Peter: Country-Pop im Stil von Lady Antebellum ist definitiv nicht meins. New Country hingegen, wie er beispielsweise von Toby Keith gemacht wird, finde ich sehr gut. Ich brauche einfach auch ein bisschen Rock im Sound. Bis vor 15 Jahren war ich ein eingefleischter Blues-Fan. Zum Country bekehrt haben mich dann Heinz & Silvia Oswald von den Hombi-Stompers. Sie haben mich mit ihrer Linedance-Musik auf den Geschmack gebracht. Heute bin in beiden Stilrichtungen gern dabei. Auch Euer neustes Werk enthält wieder eine Eigenkomposition, All Day Long. Wie entstand der Song?
Peter (lacht): Bei mir in der Hauswartwerkstatt. In der Mittagspause setze ich mich da manchmal mit meiner alten Reisegitarre hin und experimentiere ganz spontan mit Melodien. Wenn mir eine Idee gefällt, nehme ich diese mit dem iPhone auf und mache später einen Text dazu. Das Resultat präsentiere ich meinen Jungs, welche dann noch ihre musikalischen Einflüsse beisteuern.

Wie stellt Ihr die Songs für eine neue CD zusammen?
Peps: Peter führt unsere Songlisten und stellt eine Auswahl von gut 25 Liedern zusammen. Diese werden dann von der ganzen Band im Sterneprinzip gewertet. Die Songs mit den meisten Sternen werden dann auf der CD verewigt – ein ganz demokratisches Auswahlverfahren.

Wie, das heisst mit welcher Aufnahmetechnik, habt Ihr den Silberling produziert?
Peter: Wir haben alle Songs zusammen als Band eingespielt und sind nicht als einzelne Musiker ins Studio gegangen. So wurden alle Lieder 1 : 1 aufgenommen.
Peps: Es war uns wichtig, die CD mit den eigenen Livebandmitgliedern zu produzieren. So kaufen die Leute genau die Musik, die sie beim Konzert gehört haben.

Was war Euch bei der Klangfarbe der neuen Scheibe wichtig?
Peter: „Keepin’ It Rural“ sollte genauso klingen wie eines unserer Konzerte. Unser bandeigener Groove sowie unsere Instrumentierung mussten klar als Tuff- Enuff-Sound erkennbar sein. Was auf der CD drauf ist, steht auch auf der Bühne.
Euer neuer Silberling enthält 13 Songs. Ist 13 für Euch eine Glückszahl?
Peter: Nicht wirklich; eigentlich wollten wir sogar 14 oder 15 Songs draufpacken, aber dazu reichte die Zeit nicht.
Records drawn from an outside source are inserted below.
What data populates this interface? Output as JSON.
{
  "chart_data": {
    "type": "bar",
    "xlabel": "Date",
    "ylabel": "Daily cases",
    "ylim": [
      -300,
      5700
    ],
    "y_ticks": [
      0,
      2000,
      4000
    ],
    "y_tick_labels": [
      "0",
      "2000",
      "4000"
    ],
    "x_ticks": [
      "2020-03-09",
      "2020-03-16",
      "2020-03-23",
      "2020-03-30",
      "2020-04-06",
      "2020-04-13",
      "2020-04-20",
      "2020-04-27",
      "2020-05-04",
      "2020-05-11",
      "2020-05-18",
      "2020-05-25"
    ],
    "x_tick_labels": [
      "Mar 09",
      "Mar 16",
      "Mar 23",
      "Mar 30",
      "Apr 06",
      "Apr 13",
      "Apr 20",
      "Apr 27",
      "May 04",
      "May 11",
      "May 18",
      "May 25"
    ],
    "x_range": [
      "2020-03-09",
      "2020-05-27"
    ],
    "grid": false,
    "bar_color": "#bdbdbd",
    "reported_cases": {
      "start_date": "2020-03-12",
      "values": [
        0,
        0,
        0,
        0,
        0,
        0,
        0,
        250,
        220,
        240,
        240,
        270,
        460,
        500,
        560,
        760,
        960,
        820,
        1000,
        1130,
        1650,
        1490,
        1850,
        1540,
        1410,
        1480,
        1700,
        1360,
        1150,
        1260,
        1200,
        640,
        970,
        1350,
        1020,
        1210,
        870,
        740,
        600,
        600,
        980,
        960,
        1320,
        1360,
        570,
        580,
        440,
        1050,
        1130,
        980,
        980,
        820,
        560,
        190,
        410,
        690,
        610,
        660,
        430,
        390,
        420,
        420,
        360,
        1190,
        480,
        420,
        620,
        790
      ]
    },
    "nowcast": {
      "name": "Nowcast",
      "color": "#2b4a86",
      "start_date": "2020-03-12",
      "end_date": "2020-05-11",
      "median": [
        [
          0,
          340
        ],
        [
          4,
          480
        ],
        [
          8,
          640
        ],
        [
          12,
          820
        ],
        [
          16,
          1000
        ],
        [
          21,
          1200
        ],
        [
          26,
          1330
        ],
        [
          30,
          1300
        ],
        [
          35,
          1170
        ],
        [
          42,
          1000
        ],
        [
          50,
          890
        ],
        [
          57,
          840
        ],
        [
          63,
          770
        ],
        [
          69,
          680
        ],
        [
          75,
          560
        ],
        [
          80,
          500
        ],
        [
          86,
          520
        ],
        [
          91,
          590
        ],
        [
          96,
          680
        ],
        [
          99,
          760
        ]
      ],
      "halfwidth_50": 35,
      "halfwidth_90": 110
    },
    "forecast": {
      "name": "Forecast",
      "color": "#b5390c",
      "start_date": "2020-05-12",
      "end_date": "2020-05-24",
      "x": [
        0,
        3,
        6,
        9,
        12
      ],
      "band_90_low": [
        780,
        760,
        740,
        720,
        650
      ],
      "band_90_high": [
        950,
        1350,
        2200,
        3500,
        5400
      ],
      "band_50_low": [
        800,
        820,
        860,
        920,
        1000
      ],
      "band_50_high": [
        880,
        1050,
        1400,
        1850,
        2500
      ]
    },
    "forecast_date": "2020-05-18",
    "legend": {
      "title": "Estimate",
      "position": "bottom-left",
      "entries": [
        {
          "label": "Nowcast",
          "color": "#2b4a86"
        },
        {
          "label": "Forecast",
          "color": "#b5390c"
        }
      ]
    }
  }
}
Wir haben jedoch bereits einen Song mehr als auf unserer letzen CD.  „Keepin’ It Rural“ heisst ja, frei übersetzt, so viel wie „bleiben wir ländlich“.
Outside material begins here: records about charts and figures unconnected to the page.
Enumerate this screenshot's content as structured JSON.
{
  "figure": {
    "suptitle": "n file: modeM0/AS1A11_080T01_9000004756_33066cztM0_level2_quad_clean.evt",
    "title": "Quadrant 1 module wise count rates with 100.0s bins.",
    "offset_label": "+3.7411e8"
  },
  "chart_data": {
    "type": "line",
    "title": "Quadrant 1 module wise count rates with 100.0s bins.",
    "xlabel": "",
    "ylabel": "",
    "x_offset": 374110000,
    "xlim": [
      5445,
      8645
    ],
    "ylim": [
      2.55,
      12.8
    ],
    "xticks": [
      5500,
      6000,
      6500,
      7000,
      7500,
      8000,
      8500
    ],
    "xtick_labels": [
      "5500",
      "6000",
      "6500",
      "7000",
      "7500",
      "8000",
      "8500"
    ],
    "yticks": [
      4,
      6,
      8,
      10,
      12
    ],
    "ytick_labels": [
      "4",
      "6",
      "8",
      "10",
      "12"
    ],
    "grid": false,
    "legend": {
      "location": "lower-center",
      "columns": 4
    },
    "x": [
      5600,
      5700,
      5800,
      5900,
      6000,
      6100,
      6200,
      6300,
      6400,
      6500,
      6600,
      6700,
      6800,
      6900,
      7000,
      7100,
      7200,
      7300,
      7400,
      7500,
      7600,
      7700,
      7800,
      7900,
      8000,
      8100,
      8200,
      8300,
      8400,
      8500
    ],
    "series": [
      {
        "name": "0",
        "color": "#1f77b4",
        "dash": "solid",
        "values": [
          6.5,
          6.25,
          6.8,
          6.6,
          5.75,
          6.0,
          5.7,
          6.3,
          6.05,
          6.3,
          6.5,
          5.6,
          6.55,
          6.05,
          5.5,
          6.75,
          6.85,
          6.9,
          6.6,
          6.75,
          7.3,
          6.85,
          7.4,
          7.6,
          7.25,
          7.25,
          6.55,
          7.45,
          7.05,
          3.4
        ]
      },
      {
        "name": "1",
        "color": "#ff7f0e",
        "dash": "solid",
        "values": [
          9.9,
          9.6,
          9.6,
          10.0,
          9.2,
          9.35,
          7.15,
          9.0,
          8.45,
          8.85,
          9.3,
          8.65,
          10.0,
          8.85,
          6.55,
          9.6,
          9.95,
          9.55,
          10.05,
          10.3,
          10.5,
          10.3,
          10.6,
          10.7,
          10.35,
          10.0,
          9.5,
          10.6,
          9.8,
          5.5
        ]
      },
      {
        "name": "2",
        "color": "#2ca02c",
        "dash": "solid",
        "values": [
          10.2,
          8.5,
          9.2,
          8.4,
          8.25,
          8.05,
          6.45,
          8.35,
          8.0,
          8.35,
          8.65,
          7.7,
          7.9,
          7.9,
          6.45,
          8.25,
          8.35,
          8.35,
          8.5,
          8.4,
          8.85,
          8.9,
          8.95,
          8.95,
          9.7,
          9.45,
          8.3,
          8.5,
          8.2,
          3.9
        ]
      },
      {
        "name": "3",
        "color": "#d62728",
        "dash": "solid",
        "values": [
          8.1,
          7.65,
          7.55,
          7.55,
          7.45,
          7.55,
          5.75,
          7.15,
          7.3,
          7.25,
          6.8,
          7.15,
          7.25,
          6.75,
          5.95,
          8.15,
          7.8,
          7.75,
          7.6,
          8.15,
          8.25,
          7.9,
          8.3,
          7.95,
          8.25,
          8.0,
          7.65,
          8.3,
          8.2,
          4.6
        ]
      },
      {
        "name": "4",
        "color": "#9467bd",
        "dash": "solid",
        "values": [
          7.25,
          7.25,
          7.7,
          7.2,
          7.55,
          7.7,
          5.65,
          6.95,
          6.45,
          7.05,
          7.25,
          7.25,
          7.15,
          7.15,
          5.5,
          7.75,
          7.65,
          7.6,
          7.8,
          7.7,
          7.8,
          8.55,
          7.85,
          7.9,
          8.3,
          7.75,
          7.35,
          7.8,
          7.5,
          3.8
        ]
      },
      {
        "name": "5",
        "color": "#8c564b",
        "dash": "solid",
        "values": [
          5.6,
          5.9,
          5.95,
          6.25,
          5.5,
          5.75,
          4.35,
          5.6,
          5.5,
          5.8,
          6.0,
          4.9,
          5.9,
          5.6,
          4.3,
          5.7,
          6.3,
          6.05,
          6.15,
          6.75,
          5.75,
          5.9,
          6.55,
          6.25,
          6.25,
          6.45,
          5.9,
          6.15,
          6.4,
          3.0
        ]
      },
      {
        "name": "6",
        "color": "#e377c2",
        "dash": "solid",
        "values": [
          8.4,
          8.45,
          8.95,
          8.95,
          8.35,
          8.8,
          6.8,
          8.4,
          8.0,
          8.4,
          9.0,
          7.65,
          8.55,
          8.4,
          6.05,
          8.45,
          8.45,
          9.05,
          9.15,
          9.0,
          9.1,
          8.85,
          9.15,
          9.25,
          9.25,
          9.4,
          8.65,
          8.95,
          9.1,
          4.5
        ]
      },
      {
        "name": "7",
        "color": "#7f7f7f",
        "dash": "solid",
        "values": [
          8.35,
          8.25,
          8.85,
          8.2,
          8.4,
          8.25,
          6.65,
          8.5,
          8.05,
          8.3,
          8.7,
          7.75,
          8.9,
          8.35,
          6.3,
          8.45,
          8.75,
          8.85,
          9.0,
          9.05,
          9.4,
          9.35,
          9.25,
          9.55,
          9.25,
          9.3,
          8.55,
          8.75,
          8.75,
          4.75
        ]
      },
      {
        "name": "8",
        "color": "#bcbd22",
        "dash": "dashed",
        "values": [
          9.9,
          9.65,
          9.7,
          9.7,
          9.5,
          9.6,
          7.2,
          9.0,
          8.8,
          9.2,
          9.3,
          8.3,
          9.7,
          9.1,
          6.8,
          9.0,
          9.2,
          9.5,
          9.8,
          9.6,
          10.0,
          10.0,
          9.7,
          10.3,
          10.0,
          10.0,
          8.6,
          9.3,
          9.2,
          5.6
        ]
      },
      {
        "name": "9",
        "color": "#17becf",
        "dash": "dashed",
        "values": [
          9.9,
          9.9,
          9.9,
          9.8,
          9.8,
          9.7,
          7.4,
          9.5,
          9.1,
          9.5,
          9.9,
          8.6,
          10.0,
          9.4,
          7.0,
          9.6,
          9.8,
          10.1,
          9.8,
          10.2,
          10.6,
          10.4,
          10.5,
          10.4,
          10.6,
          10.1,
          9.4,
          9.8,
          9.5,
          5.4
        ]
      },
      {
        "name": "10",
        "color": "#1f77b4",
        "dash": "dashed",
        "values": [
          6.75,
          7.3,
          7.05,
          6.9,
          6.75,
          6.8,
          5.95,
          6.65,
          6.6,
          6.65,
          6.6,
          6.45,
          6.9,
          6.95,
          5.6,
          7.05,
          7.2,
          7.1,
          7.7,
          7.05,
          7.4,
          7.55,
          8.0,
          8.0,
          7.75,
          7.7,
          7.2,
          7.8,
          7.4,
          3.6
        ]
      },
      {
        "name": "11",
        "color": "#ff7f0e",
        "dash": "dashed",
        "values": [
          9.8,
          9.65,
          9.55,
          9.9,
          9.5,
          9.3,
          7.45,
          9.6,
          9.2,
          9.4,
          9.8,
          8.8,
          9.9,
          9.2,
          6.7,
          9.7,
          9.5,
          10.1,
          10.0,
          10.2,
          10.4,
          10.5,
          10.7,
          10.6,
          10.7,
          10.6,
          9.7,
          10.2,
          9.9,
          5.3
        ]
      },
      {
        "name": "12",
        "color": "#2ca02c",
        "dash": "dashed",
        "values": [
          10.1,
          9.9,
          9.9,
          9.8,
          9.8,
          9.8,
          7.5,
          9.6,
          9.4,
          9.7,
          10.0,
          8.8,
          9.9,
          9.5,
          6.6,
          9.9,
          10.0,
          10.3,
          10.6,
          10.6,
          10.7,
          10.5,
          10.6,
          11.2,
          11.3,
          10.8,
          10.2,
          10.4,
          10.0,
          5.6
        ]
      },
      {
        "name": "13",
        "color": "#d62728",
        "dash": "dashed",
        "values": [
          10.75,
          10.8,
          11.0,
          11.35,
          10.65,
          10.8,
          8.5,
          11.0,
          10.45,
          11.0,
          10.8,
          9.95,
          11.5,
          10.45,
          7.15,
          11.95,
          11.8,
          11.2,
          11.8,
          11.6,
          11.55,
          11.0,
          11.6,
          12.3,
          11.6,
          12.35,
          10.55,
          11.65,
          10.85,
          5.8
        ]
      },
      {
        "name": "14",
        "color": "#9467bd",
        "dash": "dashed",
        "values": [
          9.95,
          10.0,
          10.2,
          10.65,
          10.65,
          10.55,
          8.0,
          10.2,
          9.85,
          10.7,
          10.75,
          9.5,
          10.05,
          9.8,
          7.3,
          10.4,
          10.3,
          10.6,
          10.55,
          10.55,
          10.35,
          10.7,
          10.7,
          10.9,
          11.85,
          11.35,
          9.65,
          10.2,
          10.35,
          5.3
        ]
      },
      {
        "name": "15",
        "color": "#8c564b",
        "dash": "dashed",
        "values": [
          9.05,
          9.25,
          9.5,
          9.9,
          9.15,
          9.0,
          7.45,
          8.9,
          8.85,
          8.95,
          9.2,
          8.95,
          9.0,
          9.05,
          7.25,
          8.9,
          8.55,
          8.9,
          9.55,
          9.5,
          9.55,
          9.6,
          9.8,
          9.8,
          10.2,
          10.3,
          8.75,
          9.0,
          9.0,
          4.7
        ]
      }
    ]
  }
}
Habt Ihr vor eine Biobauergemeinschaft zu gründen?
Peter: Absolut nicht. Ich bin zufällig auf Youtube auf diesen Craig-Curtis-Song gestossen und fand  ihn einfach hammermässig. Das Lied gefiel der Band auf Anhieb so gut, dass es flugs zum Titelsong erkoren wurde. Bei einem Bauer organisierten wir einen stilechten John-Deere-Traktor und schossen an einem fröhlichen, sonnigen Nachmittag alle heissen Fotos fürs Cover. Auf Bio sind wir also nicht wirklich spezialisiert.

Was sind die nächsten absoluten Highlights in Eurem Bandkalender?
Peter: Wir haben nur Highlights im Programm. Eines ist sicherlich unser Konzert im Restaurant Harmonie in Winterthur. Wir lieben dort vor allem die gemütliche Stimmung und die gute Atmosphäre.

Ich danke Euch herzlich für das freundliche Gespräch und wünsche viel Erfolg mit „Keepin’ It Rural“.